L’edito hebdo de Jean-Michel Chevalier

Un riche pétrolier, avant la publication des résultats de sa compagnie, fit venir ses conseillers et leur parla sans témoins. « Gardez-vous, leur dit-il, de vendre l’héritage : un trésor est toujours caché dans le sous-sol. Dans les prochaines années, nos clients auront toujours besoin de gaz et de pétrole, tout le reste n’est que fariboles. Les énergies vertes ne le sont pas tant que ça et il nous faut continuer. Je ne sais pas l’endroit, mais un peu de courage vous le fera trouver, vous en viendrez à bout. Creusez, fouillez, bêchez, ne laissez nulle place où la main ne passe et repasse ». Pour les actionnaires de TotalEnergies qui se partagent des dividendes record, cette fable (arrangée, que La Fontaine me pardonne !) n’en est pas une.

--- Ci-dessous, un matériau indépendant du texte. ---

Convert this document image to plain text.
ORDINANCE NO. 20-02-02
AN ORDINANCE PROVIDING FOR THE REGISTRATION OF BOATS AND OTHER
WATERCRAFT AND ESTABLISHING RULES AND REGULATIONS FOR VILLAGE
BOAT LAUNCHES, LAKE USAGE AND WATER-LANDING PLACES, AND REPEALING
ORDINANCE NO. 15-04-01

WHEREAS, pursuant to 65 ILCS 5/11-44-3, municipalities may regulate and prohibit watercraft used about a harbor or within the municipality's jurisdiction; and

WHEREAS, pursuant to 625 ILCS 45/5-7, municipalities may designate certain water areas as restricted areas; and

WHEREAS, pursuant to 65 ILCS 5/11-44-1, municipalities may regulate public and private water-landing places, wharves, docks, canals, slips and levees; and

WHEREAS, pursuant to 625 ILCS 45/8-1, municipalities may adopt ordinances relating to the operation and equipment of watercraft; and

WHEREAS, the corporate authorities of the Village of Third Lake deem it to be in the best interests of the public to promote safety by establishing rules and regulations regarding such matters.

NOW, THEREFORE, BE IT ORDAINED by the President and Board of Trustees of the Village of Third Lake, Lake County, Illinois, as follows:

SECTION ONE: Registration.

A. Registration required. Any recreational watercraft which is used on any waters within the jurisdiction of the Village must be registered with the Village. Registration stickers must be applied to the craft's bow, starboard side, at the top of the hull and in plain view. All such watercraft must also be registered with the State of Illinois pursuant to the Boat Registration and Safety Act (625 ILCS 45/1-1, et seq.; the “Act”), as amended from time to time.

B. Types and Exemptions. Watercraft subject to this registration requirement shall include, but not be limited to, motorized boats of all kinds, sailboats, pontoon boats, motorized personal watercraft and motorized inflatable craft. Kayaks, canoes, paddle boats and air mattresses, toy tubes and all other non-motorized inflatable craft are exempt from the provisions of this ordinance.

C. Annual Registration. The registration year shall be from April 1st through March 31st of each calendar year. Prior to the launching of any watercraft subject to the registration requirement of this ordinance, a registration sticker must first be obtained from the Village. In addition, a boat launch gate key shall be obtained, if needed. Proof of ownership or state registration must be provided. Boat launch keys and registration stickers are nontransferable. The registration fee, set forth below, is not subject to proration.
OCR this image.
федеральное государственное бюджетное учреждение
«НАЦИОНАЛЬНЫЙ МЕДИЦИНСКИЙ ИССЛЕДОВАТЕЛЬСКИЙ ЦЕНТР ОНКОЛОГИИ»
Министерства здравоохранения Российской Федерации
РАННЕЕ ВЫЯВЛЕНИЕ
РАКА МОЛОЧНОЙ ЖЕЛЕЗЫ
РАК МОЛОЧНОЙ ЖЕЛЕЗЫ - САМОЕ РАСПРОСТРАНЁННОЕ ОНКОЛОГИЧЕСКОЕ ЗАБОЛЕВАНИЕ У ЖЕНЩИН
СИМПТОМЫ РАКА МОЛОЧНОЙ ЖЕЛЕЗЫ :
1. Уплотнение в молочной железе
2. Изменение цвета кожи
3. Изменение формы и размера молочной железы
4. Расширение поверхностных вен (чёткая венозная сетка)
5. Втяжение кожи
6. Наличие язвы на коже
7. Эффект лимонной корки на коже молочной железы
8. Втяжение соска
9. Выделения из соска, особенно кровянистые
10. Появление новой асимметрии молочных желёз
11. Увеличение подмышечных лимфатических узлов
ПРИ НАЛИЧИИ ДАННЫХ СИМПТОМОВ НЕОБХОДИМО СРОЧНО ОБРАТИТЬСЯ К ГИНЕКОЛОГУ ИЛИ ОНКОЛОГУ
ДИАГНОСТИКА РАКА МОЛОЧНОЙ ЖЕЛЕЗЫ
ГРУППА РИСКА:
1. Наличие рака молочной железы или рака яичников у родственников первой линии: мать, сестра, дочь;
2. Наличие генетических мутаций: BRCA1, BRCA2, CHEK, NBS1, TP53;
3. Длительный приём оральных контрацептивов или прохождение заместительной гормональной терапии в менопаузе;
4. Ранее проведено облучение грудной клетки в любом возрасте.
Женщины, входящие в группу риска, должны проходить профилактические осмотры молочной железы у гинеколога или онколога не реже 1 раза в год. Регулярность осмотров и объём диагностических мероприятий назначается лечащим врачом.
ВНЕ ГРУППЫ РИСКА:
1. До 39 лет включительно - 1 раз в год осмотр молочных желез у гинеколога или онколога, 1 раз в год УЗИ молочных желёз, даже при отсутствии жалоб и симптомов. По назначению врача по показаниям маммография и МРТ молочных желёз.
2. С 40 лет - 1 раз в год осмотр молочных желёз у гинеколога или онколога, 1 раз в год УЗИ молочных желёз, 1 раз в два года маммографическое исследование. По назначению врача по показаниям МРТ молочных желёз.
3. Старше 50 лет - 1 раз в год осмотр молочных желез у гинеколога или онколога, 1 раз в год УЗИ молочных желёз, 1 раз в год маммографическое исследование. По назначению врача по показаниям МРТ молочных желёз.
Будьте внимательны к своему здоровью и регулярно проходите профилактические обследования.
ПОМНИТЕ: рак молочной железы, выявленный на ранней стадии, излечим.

Avec son succès planétaire, le robot conversationnel ChatGPT se retrouve dans toutes les discussions. Il est capable de rédiger un discours, un devoir scolaire ou universitaire, une lettre d’amour à l’être aimé(e) ou de réclamation au percepteur. Sans faire de fautes de syntaxe ou d’orthographe. La startup californienne l’ayant mis au point assure qu’il est fiable à 100 %. Tenez, devant tant de qualités alléguées, on pourrait même lui confier la rédaction d’un édito. Laissons-lui la plume : « Bonjour les amis, moi je ne commets aucune erreur quand je rédige, contrairement à ce pauvre cerveau humain atrophié et à ses terminaisons ridicules que sont de gros doigts qui s’agitent sur le clavier chaque semaine. C’est bien simple, comme toute I.A., comme toute caméra avec reconnaissance facile, je suis infaillible, faillible, faillible... error 404 ». OK, ok. On va quand même reprendre le contrôle à l’ancienne (sans aller jusqu’à la plume Sergent Major), et on évitera de lui confier la clé du code nucléaire…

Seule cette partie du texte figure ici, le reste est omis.